AMPAD Knowledge Portal / Accelerating Medicines Partnership-Alzheimer’s Disease Knowledge Portal
Contains data related to Alzheimer's disease and consists of genomics, proteomics, metabolomics and other data types from a variety of human studies, animal and cellular model systems. AMPAD Knowledge Portal generates data which have been inspected with the NIA programs: Accelerating Medicines Partnership-Alzheimer’s Disease - Target Discovery and Preclinical Validation Project AMPAD and Molecular Mechanisms of the Vascular Etiology of Alzheimer’s Disease M²OVEAD Consortium.
HPSF / Human Proteome Structure and Function
Provides a repository of structure and function annotations on the 'missing proteins' of the human proteome.

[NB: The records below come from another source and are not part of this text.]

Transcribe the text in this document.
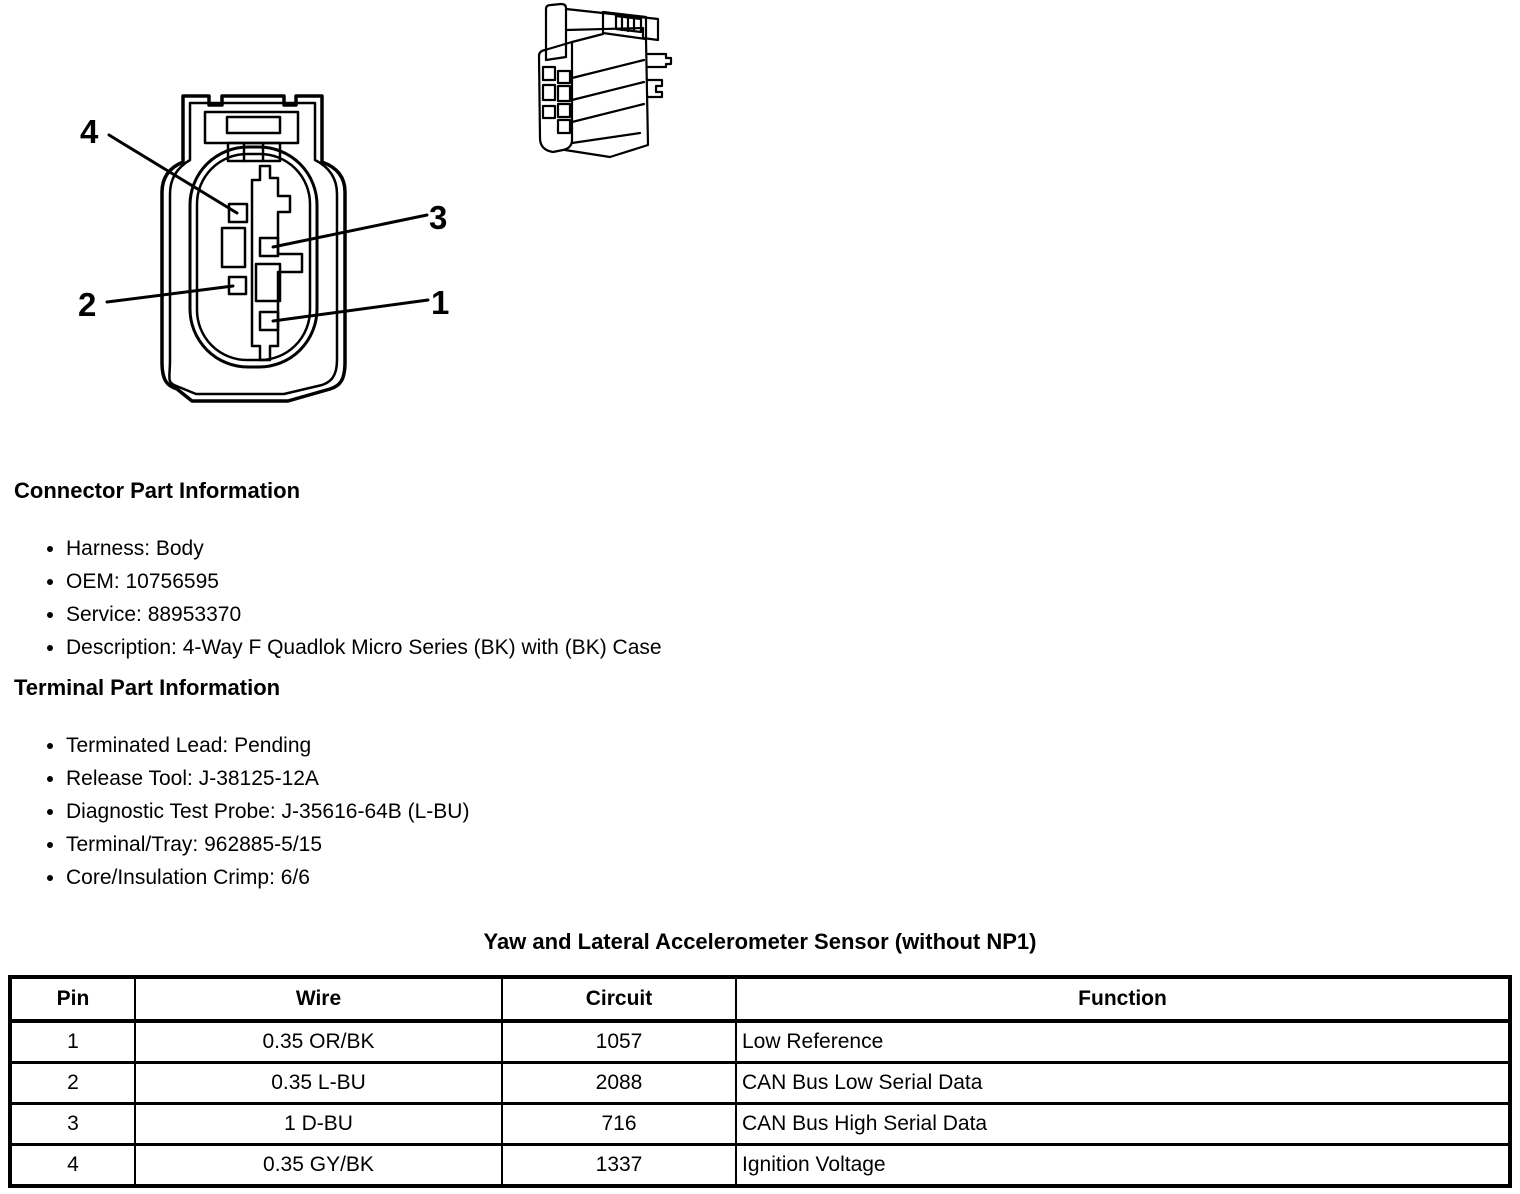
4
3
2	1
Connector Part Information
• Harness: Body
• OEM: 10756595
• Service: 88953370
• Description: 4-Way F Quadlok Micro Series (BK) with (BK) Case
Terminal Part Information
• Terminated Lead: Pending
• Release Tool: J-38125-12A
• Diagnostic Test Probe: J-35616-64B (L-BU)
• Terminal/Tray: 962885-5/15
• Core/Insulation Crimp: 6/6
Yaw and Lateral Accelerometer Sensor (without NP1)
Pin	Wire	Circuit	Function
1	0.35 OR/BK	1057	Low Reference
2	0.35 L-BU	2088	CAN Bus Low Serial Data
3	1 D-BU	716	CAN Bus High Serial Data
4	0.35 GY/BK	1337	Ignition Voltage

HPSF hosts missing proteins that have not been validated at protein level which are first extracted from the neXtProt database. The structure folding simulations are then generated by I-TASSER with all homologous templates excluded from the threading libraries. Finally, the functional insights of each protein, including enzyme commission, gene ontology, ligand-binding and subcellular location, are provided by the structure-based function annotation tool, COFACTOR. One goal of the HPSF database is to construct a comprehensive repository consisting of annotations on the folding and function of all missing proteins in human proteome using the cutting-edge bioinformatics methods, which should provide important help to recognize possible protein-coding genes from the 'missing proteins' and to guide further protein characterization experiments.
ProteinCarta / Protein Catalog indexed by Recorded Terminal Tags
Provides terminal tags of proteomes. ProteinCarta is a database storing over 50 residues from both termini of all amino acid sequences in the UniProt reference proteome data of the nine organisms analyzed. It requires only the amino acid sequence and the organism name as the input information. The search mode is useful, especially for identifying isoforms where the alternative sequences are located in the terminal regions.